WASHINGTON – President Donald Trump has chosen a cowboy-hat-wearing former MMA fighter who once nearly challenged a witness to fight and who likes to bounce a rubber ball to relieve stress to be the new leader of the Department of Homeland Security.

On Thursday, Trump announced Kristi Noem, the face of his disastrous immigration crackdown in Minnesota, would be replaced by the at-times confrontational and pugnacious GOP Sen. Markwayne Mullin of Oklahoma.

“I am super excited about this opportunity,” Mullin told reporters. “It came not as a complete surprise, but as a little bit of a surprise.”

“It’s just pretty humbling when you start to think about it,” he added. “Little kid from west Oklahoma gets to serve in the president’s cabinet. That’s pretty neat.”

Mullin, 48, is well-liked among his Senate GOP colleagues and by Trump. He’s been one of Trump’s top defenders on Capitol Hill, making seemingly nonstop appearances on cable news shows defending his administration, a strategy that almost certainly helped him get the nomination.

“Don’t fight him,” Trump joked at an event Mullin attended at the White House last year. “He’s a serious fighter in a lot of ways, and he’s a great guy, too.”

An enrolled member of the Cherokee Nation, a rancher, and a businessman, Mullin was first elected to the House in 2012. During the Jan. 6, 2021, attack on the U.S. Capitol, Mullin helped set up a makeshift barricade inside the House chamber. He and Rep. Troy Nehls (R-Texas) tried to talk to a rioter through broken glass, according to a video of the scene later entered as evidence in a criminal trial. Later that night, he joined the majority of Republicans who still voted to object to the certification of Trump’s election loss.

After being elected to the Senate in 2022, Mullin would still come over to the House side, sometimes serving as liaison of sorts between Senate Republicans and his former far-right colleagues in the House. Last year, he shuttled between the chambers when the House Freedom Caucus was making one of its several ill-fated stands against a deficit-boosting tax bill. In an interview with HuffPost at the time, he declined to say the right-wingers would fold, even though it was obvious they would.

“We’re just gonna make it, hopefully appeasing enough, but not loving it, that they would support it,” Mullin said while bouncing his rubber stress ball that can often be heard echoing through marbled Senate hallways.

Mullin was more hostile toward Teamsters General President Sean O’Brien during a Senate Committee hearing in 2023, when he actually rose from his seat as if he wanted to physically fight. Last October, the two had a friendlier exchange, and Mullin offered to shake O’Brien’s hand.

In recent days, some of Mullin’s cable TV appearances defending the president’s new war against Iran have gone viral online after he insisted the president hadn’t broken his campaign promises not to start new wars.

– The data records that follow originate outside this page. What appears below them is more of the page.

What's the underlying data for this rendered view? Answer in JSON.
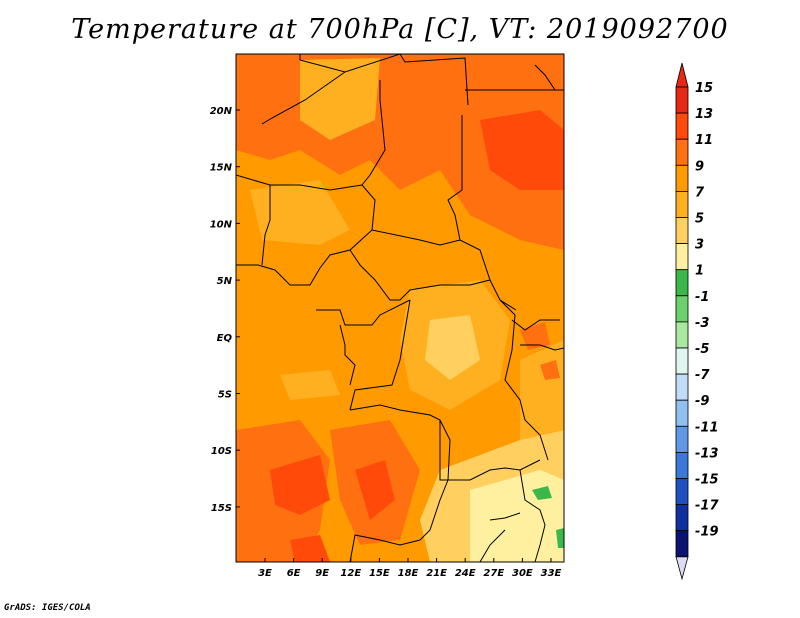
{
  "title": "Temperature at 700hPa [C], VT: 2019092700",
  "footer": "GrADS: IGES/COLA",
  "map": {
    "lon_labels": [
      "3E",
      "6E",
      "9E",
      "12E",
      "15E",
      "18E",
      "21E",
      "24E",
      "27E",
      "30E",
      "33E"
    ],
    "lat_labels": [
      "20N",
      "15N",
      "10N",
      "5N",
      "EQ",
      "5S",
      "10S",
      "15S"
    ]
  },
  "colorbar": {
    "labels": [
      "15",
      "13",
      "11",
      "9",
      "7",
      "5",
      "3",
      "1",
      "-1",
      "-3",
      "-5",
      "-7",
      "-9",
      "-11",
      "-13",
      "-15",
      "-17",
      "-19"
    ],
    "colors": [
      "#e62814",
      "#ff4a0a",
      "#ff7010",
      "#ff9a00",
      "#ffb020",
      "#ffd060",
      "#fff0a0",
      "#3cb84a",
      "#6cd06c",
      "#a8e8a0",
      "#e0f4f0",
      "#c0dcf8",
      "#90c0f0",
      "#6098e8",
      "#3c78d8",
      "#2050c0",
      "#1030a0",
      "#0a1470"
    ],
    "over_color": "#e62814",
    "under_color": "#dcdcf0"
  }
}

“He ran on ending wars,” Mullin said in an exchange with CNN’s Kasie Hunt earlier this week. “This isn’t a war.”

Then he got raked online for musing about experiencing war, despite never having served in the military himself.

“It smells bad,” Mullin said on Fox News. “If anybody has ever been there and been able to smell the war that’s happening around you and taste it and fill it in your nostrils and hear it, it’s something that you’ll never forget.”

He is expected to be confirmed by the Senate with bipartisan support despite having little experience dealing with homeland security or immigration policy. At least one Democrat is supporting his nomination: John Fetterman of Pennsylvania.

But Mullin could have trouble winning over one key GOP senator: Rand Paul of Kentucky, who chairs the Senate Homeland Security Committee that will need to approve his nomination to the full Senate floor.

“I respect Bernie Sanders because he’s an open socialist, and you know that he’s a communist, so you know what you’re getting. Rand Paul’s a freaking snake,” Mullin told a group of voters, according to reporting by Oklahoma journalist David Arnett. He then went on to sympathize with Paul’s neighbor, who was sentenced to jail for assaulting the senator in a 2017 dispute.

“I understand completely why his neighbor did what he did. And I told him that to his face,” Mullin said.

However, since Fetterman also serves on the Homeland Security Committee, Mullin could ultimately go through to a vote on the Senate floor even if Paul ends up opposing his nomination.

Asked Thursday if he was confident about his chances of confirmation, Mullin said, “We’re going to try to earn everybody’s vote…My focus is to keep the homeland secured.”